Ruth Guimarães
- Por quanto tempo se colhe cacau aqui?
- O temporão é em maio. O miúdo em junho e julho. O de tempo em setembro. O tardio vai até novembro. Ai é a época do paradeiro. Metade de nós vai embora, caçar serviço em outras paragens. Que o que sobra é pouco, só podar e roçar.
Contam os antigos que, quando Deus fez o cacaueiro, botou junto dele dois bichos, para cacau não se acabar mais nunca: macaco jupará para replantio (pois o macaquinho semeia por toda a banda nesse chão molhado e gordo), e a formiga pixixica, para comer praga que ataca as folhas. Além disso, macaco jupará é carne de caça - macia, de primeira. E isto dizendo, o homem se curva para a larga folha do cacaueiro, palminérvia, lobadas de bordos repicados, como largas mãos abertas, a nervura traçando desenhos complicados no limbo carnudo.
Lá está a formiguinha pixixica, a que Deus criou para proteger o cacau. Ruiva, descambando para o fulvo, quase dourada ao sol, recobrindo grandes áreas da folha.
- De que cor é o macaco jupará?
- Amarelo fosco, para o claro.
Ele surpreende meu olhar para as árvores carregadas:
- Tudo aqui é amarelo. Até as cobras. Cobra que dá mais é a papa-pinto, amarelona. A pica-jaca também é amarela.
- Muita gente mordida? - Pois antão?
- Os fazendeiros têm soro, de prontidão, para as emergências?

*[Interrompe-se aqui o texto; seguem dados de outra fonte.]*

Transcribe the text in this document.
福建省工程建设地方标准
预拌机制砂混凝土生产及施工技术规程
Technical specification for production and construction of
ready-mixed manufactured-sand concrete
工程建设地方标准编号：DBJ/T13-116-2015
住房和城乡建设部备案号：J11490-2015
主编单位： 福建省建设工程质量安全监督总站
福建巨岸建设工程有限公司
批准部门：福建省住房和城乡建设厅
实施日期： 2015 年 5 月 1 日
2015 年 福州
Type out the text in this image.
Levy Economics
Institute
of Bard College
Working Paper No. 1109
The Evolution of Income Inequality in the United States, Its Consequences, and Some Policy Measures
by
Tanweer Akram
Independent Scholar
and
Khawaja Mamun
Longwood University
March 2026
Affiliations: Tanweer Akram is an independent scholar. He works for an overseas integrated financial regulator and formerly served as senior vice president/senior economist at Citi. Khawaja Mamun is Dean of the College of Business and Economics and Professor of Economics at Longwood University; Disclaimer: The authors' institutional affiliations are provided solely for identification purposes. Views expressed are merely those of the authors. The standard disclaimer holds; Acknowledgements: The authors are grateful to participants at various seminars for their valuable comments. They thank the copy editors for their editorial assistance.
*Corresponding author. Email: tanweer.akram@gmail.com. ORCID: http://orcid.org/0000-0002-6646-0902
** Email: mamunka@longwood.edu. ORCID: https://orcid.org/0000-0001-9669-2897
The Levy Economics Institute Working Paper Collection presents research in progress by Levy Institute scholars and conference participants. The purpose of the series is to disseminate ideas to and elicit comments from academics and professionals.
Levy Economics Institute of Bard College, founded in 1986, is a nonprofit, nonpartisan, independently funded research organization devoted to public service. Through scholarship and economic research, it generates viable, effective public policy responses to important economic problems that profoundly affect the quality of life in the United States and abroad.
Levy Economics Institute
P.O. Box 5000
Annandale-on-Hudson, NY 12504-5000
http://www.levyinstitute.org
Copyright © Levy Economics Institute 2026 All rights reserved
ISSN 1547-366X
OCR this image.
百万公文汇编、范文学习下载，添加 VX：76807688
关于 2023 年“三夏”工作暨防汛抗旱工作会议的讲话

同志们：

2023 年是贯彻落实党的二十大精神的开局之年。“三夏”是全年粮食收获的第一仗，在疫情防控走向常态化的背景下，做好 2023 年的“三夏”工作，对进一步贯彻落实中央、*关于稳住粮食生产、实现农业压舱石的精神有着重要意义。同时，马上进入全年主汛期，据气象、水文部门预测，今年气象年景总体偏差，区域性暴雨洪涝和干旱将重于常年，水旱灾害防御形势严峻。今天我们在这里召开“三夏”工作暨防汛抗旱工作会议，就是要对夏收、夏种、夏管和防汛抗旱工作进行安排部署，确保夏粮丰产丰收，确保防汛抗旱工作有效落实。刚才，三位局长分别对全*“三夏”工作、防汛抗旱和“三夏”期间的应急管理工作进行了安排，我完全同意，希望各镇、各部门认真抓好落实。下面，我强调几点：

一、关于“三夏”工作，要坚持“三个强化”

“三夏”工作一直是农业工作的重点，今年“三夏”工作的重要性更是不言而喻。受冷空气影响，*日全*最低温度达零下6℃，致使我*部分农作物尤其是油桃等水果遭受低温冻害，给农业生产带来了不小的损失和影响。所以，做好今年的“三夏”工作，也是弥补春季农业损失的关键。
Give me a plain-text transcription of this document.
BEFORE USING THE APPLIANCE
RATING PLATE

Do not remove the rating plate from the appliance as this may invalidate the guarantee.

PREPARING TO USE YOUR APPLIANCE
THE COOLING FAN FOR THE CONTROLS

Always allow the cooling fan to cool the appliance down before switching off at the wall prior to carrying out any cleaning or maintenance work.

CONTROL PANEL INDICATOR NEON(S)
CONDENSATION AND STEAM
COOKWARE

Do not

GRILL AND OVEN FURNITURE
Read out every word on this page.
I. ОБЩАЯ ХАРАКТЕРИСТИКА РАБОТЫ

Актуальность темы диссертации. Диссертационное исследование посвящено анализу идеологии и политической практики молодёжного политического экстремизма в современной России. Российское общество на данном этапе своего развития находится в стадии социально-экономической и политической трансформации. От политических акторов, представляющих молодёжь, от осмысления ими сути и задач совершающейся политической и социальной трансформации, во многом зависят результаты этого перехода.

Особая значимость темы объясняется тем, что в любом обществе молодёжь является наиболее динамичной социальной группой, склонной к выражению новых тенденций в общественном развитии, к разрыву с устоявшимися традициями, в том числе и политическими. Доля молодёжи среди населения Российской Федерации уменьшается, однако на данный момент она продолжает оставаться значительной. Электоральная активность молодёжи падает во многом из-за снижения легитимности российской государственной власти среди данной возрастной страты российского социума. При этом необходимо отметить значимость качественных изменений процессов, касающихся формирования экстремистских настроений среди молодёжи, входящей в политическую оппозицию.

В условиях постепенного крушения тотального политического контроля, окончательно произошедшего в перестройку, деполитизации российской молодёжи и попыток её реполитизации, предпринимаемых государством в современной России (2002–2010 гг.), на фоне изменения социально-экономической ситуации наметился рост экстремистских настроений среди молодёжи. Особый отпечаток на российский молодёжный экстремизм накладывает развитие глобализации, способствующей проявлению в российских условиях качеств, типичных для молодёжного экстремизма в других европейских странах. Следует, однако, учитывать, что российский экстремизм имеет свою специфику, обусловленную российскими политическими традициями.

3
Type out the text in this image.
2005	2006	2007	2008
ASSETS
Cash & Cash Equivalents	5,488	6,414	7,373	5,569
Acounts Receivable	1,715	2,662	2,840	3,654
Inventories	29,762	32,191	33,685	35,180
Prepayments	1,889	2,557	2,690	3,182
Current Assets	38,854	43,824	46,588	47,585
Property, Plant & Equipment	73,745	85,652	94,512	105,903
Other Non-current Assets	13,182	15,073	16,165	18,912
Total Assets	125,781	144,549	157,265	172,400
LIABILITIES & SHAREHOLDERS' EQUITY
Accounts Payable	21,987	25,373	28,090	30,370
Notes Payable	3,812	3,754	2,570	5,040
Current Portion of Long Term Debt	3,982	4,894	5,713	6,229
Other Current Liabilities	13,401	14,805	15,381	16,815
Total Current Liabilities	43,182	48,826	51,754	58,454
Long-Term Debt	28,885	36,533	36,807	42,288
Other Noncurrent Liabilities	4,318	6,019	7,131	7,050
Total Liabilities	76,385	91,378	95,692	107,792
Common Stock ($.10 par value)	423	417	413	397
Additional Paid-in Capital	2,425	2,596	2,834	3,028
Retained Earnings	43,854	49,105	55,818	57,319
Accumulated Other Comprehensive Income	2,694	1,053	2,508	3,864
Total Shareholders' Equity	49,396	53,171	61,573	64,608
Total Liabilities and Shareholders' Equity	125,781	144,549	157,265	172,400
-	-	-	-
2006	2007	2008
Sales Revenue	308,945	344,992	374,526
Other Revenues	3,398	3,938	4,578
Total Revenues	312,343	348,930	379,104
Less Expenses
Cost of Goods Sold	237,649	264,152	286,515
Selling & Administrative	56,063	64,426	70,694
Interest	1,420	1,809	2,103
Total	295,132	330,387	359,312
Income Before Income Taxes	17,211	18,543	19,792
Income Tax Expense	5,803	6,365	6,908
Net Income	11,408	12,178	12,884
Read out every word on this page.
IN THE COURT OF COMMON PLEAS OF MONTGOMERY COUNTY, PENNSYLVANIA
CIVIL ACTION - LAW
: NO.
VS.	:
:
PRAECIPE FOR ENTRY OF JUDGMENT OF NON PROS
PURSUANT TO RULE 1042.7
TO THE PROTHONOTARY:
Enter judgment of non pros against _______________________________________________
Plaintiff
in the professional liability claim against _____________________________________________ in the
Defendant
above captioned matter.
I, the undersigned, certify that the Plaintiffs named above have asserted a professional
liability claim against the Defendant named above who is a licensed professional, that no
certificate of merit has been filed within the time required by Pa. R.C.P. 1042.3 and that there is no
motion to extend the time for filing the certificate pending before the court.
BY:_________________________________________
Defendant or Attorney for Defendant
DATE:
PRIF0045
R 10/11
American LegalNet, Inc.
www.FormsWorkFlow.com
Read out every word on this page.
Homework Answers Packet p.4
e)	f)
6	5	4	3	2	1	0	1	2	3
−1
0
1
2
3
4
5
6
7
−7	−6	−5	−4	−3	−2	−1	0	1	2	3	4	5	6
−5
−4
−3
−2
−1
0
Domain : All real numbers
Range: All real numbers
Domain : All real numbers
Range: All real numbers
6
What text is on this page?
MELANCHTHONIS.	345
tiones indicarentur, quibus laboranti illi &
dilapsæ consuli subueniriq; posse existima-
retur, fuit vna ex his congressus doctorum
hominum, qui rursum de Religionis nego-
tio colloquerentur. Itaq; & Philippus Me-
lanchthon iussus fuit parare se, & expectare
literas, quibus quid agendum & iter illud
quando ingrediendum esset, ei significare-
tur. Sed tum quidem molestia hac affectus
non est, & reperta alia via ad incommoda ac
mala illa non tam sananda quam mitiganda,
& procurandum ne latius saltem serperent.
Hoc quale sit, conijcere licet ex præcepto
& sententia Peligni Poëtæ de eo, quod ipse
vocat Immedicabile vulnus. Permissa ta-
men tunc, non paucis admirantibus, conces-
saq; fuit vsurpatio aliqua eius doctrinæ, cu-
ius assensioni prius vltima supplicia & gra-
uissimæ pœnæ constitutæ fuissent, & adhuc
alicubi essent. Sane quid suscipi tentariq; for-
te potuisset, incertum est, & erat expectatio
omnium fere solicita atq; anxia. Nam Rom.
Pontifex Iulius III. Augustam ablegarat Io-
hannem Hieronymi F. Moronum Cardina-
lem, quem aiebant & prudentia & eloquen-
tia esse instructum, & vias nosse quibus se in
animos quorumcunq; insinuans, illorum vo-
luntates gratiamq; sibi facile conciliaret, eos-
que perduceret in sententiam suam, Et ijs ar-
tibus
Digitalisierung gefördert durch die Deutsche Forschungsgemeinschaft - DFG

- Soro? Pra falar a verdade, não sei. Soro de pobre é reza. Pra afastar a cobra a gente chama são Bento; numa reza forte, que serve também para fechar o corpo:
"Valha-me a preciosa cruz do Senhor são Bento, e as preciosas letras que se encerram dentro de poder e encerramento. Eu (fulano) sempre livre hei de ser do fogo, ferro, de ares, de feitiço, de peste de bichos peçonhentos, pois tenho para minha defesa Jesus Cristo e o Senhor são Bento. Na arca de Nóe me meto, com a chave de são Pedro me fecho, com as três pessoas da Santíssima Trindade me acompanho, Padre, Filho, Espírito Santo, amém".
- Bom, para rezar quando se está no mato, ou trazer um bentinho, com a reza escrita num papel dobrado, pendurado ao pescoço.
- Isso é antes, - digo - E depois?
- Depois do que? - pergunta o caboclo, com certo espanto.
- Quando a cobra chega a morder, como é que se faz?
- Pra mordida de cobra hai muitas rezas poderosas. Esta e
urna:
"Estava o Senhor para fazer uma longa viagem. Disse: José, vamos. Ai, Senhor, não posso. Estou mordido de cobra. Disse o Senhor três vezes: José vamos! José vamos! que assim como eu fiquei bom destas cinco chagas, tu sararás dessa mordida.”
- Enquanto um reza, outro corta a ferida em cruz com uma faca afiada, e chupa o sangue, depois de enxaguara boca com pinga e fumo e de cuspir três vezes.
- Mas não são só essas cobras de que falei que existem. Tem a coral, bonita como uma fita e venenosa como o diabo. A cascavel, cobra do cão. A surucucu, chamada apaga-fogo.
- Venenosa?
- Nossa! Diz-que a cascavel e a surucucu estavam conversando um dia no cacaual, e a cascavel falava se gloriando: "Quando eu ferro o dente num cara, ele pode fazer o testamento, porque dessa não escapa. E a outra, cheia de soberba: Pois eu, minha irmã, se acontece de morder o bicho-homem, tenho que sair correndo do lugar, para o defunto não cair em riba de mim".